In fact, it took Yalda three games before she really knew what she was doing. Lidia won the first two, Daria the third.

After the fourth game, a win to Lidia again, Antonia made her apologies and rose to leave.

“My co thinks I’m taking a delivery,” she said. “But he knows they never come much later than this, so I’d better not push my luck.”

When Antonia had left, Yalda asked glumly, “How does anyone put up with that?” Whatever taunts and humiliations she’d suffered herself, at least she was nobody’s prisoner.

“Things are going to change,” Lidia said. “Once we get a few women on the City Council, we can start to work toward banning forced returns.”

“Women on the Council?” The idea struck Yalda as utterly fanciful. “Are there any women with that kind of money?”

Tullia pointed out a woman seated on the far side of the room. “She owns the company that distributes grain throughout the city.
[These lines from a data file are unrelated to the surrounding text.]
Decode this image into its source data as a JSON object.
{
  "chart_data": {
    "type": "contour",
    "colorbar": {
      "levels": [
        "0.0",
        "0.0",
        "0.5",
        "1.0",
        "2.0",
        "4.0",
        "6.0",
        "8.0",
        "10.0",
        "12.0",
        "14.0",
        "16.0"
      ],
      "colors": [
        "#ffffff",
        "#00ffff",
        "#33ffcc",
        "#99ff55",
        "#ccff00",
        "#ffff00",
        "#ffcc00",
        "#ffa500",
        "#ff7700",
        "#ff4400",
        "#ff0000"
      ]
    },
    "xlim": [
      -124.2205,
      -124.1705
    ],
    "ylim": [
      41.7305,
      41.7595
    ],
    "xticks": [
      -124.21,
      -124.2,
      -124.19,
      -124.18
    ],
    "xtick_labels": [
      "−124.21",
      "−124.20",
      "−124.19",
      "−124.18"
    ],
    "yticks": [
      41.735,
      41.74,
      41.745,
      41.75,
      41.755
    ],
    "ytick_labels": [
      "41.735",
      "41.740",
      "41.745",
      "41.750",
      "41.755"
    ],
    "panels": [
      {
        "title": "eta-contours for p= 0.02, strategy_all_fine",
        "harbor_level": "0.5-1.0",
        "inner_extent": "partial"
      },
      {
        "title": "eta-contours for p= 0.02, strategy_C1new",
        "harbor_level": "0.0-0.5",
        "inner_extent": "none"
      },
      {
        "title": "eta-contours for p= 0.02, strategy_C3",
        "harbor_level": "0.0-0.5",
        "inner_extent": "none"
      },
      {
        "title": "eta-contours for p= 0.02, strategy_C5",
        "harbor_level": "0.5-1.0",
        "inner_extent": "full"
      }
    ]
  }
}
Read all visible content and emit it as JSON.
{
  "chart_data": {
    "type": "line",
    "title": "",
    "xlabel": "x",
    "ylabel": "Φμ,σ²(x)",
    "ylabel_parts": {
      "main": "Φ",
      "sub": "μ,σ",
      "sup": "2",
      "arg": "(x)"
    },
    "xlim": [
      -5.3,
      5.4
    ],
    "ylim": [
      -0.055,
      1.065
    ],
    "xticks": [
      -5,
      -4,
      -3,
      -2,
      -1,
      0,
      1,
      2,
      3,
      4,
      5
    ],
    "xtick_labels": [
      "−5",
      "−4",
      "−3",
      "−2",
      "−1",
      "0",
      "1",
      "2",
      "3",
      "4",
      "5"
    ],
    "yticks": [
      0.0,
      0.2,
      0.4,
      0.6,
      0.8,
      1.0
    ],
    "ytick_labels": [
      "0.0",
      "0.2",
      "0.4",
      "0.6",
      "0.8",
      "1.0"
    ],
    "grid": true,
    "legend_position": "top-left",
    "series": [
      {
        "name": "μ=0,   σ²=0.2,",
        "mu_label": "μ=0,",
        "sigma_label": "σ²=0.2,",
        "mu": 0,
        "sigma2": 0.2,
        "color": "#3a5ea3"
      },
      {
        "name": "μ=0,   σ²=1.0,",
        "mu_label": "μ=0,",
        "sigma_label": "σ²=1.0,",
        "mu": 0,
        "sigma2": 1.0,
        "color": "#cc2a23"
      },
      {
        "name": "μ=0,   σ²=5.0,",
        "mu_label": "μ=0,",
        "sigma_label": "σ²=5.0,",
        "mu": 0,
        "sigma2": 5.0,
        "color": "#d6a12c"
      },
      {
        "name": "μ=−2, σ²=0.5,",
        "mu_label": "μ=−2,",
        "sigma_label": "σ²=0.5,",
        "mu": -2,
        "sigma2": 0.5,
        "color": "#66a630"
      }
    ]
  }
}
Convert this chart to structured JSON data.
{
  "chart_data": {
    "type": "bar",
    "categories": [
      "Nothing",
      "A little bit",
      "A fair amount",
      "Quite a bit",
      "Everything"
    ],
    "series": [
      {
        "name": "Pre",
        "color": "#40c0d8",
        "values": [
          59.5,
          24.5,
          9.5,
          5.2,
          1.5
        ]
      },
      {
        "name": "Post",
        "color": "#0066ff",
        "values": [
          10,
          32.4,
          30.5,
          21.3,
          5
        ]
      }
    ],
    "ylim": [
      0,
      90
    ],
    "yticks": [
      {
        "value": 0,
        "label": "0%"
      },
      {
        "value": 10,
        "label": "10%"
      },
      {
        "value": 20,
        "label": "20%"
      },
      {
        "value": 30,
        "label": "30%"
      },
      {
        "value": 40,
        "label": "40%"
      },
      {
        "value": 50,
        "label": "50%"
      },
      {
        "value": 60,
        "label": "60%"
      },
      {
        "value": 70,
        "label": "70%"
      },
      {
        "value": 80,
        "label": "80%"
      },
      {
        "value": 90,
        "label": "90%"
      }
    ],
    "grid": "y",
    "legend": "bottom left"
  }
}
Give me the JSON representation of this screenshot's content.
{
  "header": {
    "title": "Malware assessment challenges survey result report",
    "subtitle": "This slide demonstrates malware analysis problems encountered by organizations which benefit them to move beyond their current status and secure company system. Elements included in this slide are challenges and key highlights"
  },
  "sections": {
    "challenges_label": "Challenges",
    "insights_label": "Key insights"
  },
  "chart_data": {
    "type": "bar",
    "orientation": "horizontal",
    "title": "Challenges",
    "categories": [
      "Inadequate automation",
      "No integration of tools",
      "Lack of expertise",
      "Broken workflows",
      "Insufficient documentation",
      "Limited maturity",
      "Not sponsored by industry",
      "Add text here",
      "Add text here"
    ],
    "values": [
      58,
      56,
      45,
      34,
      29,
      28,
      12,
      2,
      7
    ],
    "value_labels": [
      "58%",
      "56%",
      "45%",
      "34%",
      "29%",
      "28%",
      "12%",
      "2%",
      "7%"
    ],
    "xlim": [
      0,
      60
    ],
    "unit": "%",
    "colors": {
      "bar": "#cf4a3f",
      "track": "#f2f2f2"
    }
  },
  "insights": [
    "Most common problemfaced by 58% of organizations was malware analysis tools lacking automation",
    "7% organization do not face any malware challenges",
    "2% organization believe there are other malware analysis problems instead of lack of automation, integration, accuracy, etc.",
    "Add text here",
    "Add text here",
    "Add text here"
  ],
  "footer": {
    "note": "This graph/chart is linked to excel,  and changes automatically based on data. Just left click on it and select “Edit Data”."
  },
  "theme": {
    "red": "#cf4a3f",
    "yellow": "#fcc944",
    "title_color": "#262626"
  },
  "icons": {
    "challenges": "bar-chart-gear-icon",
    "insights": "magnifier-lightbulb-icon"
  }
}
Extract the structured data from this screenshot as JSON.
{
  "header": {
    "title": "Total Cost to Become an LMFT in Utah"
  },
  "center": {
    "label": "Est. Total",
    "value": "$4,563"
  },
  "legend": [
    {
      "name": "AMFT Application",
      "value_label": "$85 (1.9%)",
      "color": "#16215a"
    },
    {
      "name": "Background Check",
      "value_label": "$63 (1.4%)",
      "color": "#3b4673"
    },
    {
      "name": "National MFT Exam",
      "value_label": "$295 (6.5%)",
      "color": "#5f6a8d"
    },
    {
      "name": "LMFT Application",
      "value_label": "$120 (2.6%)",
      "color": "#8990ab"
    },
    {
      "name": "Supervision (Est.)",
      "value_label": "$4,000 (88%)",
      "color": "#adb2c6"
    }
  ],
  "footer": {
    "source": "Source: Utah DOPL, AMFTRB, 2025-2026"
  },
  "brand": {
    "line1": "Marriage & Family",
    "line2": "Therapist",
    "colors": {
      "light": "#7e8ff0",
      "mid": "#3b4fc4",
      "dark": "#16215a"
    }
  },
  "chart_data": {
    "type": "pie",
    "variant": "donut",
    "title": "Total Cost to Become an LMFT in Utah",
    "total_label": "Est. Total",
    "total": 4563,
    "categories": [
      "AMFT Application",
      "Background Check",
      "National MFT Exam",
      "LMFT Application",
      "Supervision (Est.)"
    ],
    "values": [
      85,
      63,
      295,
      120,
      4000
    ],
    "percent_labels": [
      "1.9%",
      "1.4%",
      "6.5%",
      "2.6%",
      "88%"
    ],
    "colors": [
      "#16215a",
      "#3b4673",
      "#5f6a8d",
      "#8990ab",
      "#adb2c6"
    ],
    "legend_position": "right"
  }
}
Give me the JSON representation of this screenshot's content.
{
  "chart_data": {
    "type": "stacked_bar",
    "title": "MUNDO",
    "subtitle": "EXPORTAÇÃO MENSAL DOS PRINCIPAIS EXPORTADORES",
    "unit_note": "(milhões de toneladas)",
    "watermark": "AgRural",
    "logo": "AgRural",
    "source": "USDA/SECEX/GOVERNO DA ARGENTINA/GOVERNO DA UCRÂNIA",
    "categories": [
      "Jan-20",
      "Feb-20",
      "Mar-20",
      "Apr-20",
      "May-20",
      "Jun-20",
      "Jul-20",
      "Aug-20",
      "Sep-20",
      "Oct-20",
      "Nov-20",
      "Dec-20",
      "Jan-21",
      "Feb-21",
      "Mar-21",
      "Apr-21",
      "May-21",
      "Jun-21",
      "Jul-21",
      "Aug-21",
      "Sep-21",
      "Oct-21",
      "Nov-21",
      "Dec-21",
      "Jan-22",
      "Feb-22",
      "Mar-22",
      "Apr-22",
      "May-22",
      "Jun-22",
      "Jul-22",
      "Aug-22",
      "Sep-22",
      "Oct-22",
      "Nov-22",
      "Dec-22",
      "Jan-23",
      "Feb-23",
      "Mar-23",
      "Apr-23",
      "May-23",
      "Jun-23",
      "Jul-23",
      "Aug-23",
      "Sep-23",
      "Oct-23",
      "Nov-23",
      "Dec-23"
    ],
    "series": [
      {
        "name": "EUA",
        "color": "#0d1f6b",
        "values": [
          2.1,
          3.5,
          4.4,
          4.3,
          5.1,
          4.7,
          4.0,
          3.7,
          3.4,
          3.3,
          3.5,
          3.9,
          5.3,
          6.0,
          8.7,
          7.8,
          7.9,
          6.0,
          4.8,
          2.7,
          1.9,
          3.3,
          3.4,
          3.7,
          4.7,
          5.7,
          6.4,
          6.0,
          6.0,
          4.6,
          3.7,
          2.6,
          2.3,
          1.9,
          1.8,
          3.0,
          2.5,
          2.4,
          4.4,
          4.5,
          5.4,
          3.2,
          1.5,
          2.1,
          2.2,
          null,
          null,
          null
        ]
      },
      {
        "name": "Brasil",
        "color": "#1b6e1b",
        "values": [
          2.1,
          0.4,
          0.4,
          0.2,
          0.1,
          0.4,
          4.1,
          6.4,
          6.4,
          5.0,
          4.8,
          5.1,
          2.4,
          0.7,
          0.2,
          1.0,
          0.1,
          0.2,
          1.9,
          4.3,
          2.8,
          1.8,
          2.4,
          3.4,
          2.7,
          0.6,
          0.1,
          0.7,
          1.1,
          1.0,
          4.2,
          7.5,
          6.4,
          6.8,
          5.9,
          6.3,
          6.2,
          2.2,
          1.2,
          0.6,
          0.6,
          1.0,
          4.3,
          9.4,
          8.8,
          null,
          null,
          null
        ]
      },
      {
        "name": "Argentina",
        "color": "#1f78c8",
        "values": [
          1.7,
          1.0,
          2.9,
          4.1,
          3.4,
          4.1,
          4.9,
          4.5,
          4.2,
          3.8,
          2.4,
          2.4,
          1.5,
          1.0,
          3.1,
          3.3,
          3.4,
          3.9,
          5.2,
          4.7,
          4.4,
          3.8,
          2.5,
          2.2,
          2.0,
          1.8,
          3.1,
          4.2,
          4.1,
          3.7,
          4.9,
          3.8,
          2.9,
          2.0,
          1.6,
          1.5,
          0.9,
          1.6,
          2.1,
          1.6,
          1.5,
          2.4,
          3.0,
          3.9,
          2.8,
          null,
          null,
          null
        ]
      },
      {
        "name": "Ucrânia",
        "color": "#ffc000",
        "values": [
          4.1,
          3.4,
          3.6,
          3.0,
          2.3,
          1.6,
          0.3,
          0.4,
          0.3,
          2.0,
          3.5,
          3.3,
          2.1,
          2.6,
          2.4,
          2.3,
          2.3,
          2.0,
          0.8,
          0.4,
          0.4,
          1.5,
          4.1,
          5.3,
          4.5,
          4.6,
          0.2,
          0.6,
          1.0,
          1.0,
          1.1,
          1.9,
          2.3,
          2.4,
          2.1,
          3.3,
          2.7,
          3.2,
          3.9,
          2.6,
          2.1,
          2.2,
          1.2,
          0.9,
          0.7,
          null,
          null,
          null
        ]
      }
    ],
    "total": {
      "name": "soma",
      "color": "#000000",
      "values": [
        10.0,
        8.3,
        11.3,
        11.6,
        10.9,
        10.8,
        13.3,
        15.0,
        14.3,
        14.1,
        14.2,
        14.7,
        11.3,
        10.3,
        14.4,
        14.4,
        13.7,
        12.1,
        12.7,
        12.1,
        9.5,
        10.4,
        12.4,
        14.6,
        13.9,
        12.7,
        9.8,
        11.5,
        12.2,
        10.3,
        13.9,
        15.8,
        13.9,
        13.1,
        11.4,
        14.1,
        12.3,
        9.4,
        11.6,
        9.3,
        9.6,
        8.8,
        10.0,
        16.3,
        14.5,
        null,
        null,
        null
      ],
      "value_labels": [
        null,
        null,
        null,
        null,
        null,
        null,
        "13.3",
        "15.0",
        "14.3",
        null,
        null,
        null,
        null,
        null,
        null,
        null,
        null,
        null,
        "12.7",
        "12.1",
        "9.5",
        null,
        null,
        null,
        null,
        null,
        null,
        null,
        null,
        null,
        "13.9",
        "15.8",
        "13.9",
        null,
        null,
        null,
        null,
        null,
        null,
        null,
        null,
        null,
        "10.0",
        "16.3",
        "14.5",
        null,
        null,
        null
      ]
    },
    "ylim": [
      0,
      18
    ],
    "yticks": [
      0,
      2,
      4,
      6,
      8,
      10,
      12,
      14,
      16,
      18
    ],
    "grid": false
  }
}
She could easily afford to pay for a seat; the real issue is wearing down the men who are refusing to let her buy in.”

“We’ll live to see it happen,” Lidia declared confidently. “There are a dozen wealthy women in this city who are working toward the same agenda. First, legalize runaways. Second, legalize holin.”

“What’s holin?” This was the second time Lidia had mentioned it, but Yalda had never heard the word used anywhere else.

For a moment the whole group was silent, then Daria said, “I know you only met her tonight, Tullia, so I don’t blame you at all. But if an educated woman in Zeugma doesn’t know what holin is, what hope has anyone got out in the sticks?”